Естественно, это вовсе не исключает возможности появления у нашего флота радиолокационных станций дальнего обнаружения. Это в первую очередь связано с необходимостью развития системы предупреждения о ракетном нападении — вовремя обнаружить попытку напасть на Россию. Но огневые средства, то есть противоракеты, мы у границ США под какими-нибудь надуманными, смехотворными предлогами, например, для «защиты наших американских друзей от Канады и Гондураса», никогда не размещали. А они у нас под носом размещают — под предлогом защиты нас и Европы от «плохих иранских и северокорейских парней».
- В качестве одной из возможных мер в ответ на развертывание ЕвроПРО руководство РФ называло размещение в Калининградской области оперативно-тактического ракетного комплекса «Искандер-М». Может ли, на Ваш взгляд, еще одной мерой «технического характера» стать возврат к использованию боевых железнодорожных ракетных комплексов, ведь раньше это была грозная сила?
— К средствам противодействия ПРО относятся средства подавления ПРО и средства преодоления ПРО. «Искандеры» — это, собственно говоря, и есть средства подавления, которые могут направить свою огневую мощь против развернутых рядом с границами РФ информационных и огневых систем ПРО противника в случае его агрессии против нас.
Что касается средств преодоления, то это прежде всего специальные средства, которыми снабжаются современные российские ракеты. Они позволяют вводить противника в заблуждение, создавать большое количество ложных целей, менять параметры траектории и многое другое.

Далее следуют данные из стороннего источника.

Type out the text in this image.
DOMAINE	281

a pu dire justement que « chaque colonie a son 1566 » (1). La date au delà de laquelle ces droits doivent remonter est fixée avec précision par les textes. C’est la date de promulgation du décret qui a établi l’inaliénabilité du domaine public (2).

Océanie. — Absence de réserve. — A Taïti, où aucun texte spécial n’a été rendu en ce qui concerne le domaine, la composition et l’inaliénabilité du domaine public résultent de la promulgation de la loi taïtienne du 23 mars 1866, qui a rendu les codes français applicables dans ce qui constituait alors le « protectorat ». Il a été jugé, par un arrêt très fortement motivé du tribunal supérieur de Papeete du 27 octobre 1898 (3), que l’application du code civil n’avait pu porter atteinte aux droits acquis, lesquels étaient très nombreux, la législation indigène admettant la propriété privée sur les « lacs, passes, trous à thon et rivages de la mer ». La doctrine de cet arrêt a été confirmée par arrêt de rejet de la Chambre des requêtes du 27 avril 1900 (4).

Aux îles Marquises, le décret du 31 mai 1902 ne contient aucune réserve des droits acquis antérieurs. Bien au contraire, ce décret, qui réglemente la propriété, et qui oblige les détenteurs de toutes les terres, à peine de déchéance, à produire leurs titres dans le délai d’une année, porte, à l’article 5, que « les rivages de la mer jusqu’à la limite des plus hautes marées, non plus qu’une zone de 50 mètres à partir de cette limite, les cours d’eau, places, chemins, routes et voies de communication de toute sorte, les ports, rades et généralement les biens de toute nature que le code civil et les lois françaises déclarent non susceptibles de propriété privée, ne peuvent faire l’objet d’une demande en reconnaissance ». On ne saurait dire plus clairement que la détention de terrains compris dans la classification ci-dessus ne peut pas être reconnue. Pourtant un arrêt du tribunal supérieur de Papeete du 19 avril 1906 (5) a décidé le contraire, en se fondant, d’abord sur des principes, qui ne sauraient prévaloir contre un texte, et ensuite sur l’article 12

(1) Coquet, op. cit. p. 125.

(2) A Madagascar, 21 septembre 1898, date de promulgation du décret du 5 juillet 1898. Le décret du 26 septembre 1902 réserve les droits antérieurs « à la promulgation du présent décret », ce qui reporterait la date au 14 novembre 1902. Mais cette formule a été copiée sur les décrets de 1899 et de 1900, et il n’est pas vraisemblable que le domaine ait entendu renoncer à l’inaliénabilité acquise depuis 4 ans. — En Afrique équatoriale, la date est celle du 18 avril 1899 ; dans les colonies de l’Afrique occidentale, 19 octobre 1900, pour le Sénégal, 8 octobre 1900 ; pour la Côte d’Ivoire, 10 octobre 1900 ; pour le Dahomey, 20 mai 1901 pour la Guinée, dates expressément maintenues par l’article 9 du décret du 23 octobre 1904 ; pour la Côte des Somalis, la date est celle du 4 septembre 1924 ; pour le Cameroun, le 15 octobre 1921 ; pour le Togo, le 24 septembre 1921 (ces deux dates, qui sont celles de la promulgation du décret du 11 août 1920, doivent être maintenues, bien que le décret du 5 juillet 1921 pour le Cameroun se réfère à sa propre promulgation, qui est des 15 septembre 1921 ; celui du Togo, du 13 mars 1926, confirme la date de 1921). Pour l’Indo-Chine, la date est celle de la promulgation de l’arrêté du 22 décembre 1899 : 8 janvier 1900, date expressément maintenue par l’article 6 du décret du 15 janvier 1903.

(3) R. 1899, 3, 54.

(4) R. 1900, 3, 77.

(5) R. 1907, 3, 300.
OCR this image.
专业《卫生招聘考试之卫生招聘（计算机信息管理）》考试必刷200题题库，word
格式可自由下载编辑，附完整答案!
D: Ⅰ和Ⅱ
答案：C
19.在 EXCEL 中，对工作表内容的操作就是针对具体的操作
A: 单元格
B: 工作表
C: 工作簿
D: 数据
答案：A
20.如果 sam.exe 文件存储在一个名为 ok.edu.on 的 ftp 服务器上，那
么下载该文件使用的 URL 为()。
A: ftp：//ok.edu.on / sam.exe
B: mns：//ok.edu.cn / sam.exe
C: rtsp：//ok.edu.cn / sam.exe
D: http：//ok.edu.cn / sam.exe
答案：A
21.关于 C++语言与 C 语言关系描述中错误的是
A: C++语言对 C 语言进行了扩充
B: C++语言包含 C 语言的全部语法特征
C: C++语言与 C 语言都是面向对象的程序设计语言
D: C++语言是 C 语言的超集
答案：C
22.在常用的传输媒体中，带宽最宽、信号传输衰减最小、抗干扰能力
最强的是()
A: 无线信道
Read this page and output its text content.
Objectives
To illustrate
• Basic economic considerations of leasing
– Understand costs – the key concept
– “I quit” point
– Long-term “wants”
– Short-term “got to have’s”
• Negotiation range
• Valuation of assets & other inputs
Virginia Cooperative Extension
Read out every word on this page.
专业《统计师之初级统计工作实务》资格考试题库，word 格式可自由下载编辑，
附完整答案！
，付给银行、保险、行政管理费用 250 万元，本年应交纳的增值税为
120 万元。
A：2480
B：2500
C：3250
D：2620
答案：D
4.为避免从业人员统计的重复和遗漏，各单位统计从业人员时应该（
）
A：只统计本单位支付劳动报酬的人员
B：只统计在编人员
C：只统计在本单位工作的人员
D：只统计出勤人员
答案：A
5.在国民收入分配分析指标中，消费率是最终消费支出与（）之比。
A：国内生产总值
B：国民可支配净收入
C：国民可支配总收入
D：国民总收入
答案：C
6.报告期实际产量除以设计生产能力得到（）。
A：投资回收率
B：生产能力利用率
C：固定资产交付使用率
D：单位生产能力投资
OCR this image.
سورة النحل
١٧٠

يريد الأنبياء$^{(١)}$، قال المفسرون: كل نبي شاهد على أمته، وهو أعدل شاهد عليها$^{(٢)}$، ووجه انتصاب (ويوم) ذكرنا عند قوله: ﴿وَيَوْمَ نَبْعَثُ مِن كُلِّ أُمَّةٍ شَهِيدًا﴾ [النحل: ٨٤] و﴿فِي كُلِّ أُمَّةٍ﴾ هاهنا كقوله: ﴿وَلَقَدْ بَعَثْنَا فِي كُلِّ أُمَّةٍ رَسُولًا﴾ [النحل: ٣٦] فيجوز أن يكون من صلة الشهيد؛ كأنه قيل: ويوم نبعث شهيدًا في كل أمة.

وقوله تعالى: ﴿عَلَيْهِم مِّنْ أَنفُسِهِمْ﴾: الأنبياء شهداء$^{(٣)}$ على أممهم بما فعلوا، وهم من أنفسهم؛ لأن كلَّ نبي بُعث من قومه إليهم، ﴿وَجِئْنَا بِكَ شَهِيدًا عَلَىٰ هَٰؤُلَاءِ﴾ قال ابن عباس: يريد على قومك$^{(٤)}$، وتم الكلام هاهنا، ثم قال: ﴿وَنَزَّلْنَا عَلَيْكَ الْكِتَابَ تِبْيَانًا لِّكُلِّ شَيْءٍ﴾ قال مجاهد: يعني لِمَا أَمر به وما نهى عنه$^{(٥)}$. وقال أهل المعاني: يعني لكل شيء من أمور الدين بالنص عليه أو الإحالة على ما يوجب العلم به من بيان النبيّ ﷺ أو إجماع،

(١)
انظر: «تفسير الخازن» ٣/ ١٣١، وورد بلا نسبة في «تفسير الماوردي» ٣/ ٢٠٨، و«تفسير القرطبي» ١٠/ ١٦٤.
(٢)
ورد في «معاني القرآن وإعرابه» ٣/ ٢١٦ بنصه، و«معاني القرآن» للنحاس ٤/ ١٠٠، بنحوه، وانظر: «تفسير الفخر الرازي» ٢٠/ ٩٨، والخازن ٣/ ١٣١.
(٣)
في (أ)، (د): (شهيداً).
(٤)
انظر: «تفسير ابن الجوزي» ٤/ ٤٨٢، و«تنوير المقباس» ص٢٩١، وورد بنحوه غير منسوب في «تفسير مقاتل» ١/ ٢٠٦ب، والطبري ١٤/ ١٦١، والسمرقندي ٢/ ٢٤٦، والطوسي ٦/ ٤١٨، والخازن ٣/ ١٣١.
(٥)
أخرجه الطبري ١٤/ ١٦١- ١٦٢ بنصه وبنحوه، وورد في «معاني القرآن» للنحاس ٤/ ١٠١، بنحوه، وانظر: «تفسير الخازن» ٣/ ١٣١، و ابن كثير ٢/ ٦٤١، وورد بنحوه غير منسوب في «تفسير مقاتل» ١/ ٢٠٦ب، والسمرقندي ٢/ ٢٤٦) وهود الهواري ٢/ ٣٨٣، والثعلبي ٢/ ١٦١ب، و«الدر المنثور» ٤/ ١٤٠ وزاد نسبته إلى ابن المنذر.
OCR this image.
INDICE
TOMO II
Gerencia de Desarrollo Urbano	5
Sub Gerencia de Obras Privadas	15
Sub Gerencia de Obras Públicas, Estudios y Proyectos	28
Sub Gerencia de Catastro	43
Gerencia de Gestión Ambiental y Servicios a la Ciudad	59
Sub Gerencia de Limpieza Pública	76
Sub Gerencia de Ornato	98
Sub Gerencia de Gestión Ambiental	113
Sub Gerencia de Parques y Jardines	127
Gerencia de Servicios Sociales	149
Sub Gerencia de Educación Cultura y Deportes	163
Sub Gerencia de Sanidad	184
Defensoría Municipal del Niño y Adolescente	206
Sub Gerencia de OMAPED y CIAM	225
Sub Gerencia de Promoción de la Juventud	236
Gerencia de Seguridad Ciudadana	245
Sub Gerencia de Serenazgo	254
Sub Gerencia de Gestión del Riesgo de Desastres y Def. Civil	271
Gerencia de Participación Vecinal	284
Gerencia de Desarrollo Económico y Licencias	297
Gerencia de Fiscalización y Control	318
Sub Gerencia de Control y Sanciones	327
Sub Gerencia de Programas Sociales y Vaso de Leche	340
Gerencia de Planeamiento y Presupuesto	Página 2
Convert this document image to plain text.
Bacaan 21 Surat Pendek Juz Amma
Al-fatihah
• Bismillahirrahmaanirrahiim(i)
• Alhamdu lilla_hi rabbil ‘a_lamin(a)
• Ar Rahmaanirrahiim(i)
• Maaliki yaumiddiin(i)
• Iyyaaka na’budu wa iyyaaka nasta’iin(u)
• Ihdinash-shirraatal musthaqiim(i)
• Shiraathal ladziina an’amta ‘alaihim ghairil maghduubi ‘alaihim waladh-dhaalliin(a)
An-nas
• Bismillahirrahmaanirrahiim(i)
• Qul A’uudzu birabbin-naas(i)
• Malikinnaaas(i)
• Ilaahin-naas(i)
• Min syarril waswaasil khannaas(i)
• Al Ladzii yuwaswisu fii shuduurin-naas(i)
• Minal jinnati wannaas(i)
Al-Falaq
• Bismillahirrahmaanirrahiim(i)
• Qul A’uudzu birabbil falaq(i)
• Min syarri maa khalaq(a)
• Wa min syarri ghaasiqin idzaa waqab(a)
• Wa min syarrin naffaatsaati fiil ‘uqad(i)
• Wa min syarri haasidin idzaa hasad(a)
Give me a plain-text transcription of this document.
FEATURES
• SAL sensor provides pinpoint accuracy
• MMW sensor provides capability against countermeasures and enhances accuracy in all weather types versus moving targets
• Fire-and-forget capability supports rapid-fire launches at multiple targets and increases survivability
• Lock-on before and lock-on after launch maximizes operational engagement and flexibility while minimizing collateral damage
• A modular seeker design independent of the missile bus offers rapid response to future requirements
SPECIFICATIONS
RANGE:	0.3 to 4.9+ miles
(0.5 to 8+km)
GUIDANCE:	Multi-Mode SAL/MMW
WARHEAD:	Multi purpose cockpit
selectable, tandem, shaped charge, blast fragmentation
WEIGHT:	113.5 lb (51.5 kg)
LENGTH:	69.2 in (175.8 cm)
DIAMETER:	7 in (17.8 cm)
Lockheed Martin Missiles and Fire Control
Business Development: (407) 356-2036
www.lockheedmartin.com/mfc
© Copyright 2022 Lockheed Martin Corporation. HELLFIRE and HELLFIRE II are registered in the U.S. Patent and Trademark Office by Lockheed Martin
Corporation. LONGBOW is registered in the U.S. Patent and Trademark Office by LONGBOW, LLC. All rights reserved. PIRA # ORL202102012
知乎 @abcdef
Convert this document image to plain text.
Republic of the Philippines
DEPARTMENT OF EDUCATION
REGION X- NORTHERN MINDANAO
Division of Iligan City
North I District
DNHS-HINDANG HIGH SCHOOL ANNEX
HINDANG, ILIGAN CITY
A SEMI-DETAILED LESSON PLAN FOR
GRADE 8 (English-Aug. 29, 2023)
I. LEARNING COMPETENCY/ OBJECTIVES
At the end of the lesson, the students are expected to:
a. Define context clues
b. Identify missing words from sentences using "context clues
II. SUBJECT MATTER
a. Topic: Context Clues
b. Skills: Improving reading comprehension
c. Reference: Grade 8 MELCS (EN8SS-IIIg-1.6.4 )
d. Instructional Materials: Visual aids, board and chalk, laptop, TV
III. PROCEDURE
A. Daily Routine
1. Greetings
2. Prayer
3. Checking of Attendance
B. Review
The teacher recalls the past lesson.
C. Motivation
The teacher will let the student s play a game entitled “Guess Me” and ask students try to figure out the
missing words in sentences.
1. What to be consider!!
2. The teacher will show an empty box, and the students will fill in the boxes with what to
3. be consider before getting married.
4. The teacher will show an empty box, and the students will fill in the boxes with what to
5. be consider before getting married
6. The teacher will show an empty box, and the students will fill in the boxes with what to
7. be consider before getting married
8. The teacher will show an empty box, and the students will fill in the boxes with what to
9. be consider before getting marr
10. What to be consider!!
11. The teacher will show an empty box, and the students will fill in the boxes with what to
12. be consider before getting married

Способы размещения носителей — это уже второй вопрос. Ракеты могут быть шахтного базирования, то есть стационарного, они могут быть мобильного базирования — это наши «Тополя» на колесной платформе. Теоретически средства СЯС могут быть и железнодорожного базирования, и авиационного базирования, и морского.
Очевидно, что Россия думает не только о средствах подавления и преодоления ПРО, чтобы создать гарантированную возможность нанесения неприемлемого ущерба любому агрессору в ответных и ответно-встречных действиях и тем самым удержать его от соблазна проверять нас на прочность, отбивая саму шальную мысль о нападении на Россию. Мы, конечно, думаем и об эффективной защите наших СЯС от вероломного разоружающего нападения врага, поэтому все держать в «стационаре» — «под колпаком у Мюллера» — не собираемся. В каких формах это будет сделано, потенциальный агрессор узнает позже. Думаю, ему это не понравится.